Von den Medien unbeachtet: Massengräber in Guatemala

Von Bill Vann
5. Juli 2003

Letzten Monat begrub die Bevölkerung von Xiquin Sanahi, einem kleinen Dorf auf den Hochebenen von Guatemala, zum zweiten Mal die Gebeine von 75 Familienangehörigen und Nachbarn, die vor zwanzig Jahren von der guatemaltekischen Armee massakriert worden waren. Die sterblichen Überreste waren vor einem Jahr von einem Team gerichtsmedizinischer Anthropologen ausgegraben worden.

Ein anrührender Bericht über die Bestattungszeremonie aus der Feder von T. Christian Miller von der Los Angeles Times ("Dignity Rcovered at last", vom 26. Juni 2003) war wegen seiner Seltenheit besonders bemerkenswert.
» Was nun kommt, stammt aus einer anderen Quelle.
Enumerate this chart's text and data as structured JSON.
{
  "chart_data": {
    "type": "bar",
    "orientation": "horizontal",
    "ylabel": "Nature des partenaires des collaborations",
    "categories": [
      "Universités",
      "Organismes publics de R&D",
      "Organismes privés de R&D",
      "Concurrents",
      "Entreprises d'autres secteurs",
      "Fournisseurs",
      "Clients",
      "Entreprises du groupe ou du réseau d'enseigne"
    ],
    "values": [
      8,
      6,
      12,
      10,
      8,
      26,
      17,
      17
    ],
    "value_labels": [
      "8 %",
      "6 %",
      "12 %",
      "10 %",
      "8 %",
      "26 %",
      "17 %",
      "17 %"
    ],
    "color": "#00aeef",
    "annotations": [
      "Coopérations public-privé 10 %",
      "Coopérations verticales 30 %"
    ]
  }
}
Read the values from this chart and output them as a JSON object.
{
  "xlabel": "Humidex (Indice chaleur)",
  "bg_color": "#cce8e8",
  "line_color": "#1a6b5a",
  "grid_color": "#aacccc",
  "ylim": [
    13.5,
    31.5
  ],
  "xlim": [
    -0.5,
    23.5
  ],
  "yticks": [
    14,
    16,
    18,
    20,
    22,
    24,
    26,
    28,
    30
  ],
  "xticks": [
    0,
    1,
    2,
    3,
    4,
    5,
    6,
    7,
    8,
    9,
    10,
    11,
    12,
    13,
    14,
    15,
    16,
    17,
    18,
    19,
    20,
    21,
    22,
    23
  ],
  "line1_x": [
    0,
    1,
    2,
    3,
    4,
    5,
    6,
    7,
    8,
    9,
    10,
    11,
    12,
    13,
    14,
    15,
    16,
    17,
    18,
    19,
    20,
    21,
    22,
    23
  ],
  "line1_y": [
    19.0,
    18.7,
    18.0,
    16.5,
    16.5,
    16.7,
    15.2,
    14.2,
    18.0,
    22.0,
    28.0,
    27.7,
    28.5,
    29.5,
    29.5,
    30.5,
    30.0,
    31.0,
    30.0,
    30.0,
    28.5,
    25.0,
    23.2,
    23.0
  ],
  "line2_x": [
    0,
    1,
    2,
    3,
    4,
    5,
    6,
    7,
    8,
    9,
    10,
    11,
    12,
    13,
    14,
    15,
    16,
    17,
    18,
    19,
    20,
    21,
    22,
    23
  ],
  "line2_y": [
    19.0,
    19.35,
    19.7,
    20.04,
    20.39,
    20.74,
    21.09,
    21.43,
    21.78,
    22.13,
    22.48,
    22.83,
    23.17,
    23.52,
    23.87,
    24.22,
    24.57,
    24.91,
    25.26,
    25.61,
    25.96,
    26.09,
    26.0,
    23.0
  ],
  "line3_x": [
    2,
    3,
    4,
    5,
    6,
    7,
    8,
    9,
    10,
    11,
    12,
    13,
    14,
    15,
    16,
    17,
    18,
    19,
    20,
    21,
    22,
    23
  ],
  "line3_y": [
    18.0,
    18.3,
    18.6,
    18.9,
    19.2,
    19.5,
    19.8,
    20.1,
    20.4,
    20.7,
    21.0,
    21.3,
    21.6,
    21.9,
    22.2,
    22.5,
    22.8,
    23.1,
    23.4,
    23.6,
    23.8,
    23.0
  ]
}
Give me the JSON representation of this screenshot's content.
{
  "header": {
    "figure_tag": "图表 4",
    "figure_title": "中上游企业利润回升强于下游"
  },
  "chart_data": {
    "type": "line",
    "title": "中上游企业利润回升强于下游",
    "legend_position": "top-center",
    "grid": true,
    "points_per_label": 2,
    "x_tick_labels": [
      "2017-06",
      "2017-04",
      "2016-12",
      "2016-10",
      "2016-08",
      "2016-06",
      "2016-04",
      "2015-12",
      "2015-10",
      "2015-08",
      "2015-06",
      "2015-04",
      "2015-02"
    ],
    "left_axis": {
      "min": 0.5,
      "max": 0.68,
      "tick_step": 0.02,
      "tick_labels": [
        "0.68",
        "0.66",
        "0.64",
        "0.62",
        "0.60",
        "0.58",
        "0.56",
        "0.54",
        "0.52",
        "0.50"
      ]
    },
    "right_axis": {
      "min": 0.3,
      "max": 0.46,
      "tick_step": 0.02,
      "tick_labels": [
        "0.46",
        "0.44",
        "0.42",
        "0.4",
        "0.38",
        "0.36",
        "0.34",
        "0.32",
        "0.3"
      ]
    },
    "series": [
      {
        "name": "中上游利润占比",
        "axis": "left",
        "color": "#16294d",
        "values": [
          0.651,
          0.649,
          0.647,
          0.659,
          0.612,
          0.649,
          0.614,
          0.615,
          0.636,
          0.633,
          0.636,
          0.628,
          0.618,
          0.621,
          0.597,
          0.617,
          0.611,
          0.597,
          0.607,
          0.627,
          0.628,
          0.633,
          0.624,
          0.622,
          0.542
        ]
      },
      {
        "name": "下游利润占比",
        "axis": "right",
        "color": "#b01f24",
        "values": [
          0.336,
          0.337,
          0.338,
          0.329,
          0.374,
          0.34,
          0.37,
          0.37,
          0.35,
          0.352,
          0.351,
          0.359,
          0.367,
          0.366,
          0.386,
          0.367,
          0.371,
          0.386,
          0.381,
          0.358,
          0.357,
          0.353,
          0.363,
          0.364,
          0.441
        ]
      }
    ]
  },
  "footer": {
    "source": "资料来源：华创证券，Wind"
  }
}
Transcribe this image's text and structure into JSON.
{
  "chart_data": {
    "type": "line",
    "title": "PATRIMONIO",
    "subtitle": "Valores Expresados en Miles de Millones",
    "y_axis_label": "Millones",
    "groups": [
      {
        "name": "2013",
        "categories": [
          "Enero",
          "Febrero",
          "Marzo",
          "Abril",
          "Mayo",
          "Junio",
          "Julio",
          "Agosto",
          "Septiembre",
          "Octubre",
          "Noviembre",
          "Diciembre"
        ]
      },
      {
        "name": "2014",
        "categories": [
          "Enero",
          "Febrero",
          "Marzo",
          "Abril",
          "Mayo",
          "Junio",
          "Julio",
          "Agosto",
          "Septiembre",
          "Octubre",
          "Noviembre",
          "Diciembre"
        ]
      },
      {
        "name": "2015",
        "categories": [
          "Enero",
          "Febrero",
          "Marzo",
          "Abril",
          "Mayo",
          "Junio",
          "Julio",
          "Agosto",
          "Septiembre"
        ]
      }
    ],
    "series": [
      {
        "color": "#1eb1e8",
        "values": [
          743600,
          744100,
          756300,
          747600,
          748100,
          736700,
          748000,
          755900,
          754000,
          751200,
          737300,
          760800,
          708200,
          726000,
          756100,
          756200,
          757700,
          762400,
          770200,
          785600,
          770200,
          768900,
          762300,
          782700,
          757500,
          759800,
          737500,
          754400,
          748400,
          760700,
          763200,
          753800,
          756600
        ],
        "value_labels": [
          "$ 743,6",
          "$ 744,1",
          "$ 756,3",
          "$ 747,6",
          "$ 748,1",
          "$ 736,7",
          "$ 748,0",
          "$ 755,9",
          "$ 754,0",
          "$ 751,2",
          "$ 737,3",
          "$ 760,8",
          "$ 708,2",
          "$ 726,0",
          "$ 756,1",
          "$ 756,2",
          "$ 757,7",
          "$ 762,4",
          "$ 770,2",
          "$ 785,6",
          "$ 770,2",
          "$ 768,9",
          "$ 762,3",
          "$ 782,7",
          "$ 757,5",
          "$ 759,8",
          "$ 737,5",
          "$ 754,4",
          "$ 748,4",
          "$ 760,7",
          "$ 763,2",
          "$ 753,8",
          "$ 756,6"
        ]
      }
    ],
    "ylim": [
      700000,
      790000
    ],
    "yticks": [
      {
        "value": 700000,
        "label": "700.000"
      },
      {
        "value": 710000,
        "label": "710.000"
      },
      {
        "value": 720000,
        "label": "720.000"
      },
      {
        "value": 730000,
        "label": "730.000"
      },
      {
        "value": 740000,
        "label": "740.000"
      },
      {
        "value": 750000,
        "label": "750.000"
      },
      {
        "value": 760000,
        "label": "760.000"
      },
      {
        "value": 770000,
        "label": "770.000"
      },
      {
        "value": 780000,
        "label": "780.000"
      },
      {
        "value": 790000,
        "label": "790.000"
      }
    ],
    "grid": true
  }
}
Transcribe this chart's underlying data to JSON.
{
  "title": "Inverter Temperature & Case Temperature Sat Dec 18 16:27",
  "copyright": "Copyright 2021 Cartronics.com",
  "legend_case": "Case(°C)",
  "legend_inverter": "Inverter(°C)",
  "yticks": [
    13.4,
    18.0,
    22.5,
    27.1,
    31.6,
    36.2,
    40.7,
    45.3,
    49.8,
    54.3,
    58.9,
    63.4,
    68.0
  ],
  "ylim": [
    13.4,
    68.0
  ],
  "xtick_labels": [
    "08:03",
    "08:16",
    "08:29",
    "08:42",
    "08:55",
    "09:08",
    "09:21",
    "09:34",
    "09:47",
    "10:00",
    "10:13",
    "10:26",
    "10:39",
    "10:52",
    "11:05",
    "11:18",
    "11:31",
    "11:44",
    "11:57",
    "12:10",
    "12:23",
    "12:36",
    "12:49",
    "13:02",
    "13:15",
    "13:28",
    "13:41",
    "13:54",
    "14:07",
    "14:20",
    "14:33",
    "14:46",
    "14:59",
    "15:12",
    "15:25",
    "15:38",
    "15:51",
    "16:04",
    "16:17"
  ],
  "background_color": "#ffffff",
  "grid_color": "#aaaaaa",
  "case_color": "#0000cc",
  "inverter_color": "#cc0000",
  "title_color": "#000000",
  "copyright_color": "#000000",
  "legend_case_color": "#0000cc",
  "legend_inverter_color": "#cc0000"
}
Die Massenmedien hatten die schaurigen Funde praktisch ignoriert, die von den zahlreichen Grausamkeiten zeugen, die während der systematischen Operationen zur Aufstandsbekämpfung verübt und von den USA unterstützt worden waren.

Das fast vollständige Stillschweigen der Bergung menschlicher Überreste in Guatemala ist besonders vielsagend, wenn man es mit den umfangreichen Berichten über die Ausgrabungen ähnlicher Massengräber im Irak vergleicht, die von amerikanischen und britischen Regierungsvertretern und ihren Lakaien in den Medien als nachträgliche Rechtfertigung für den illegalen Aggressionskrieg weit verbreitet werden.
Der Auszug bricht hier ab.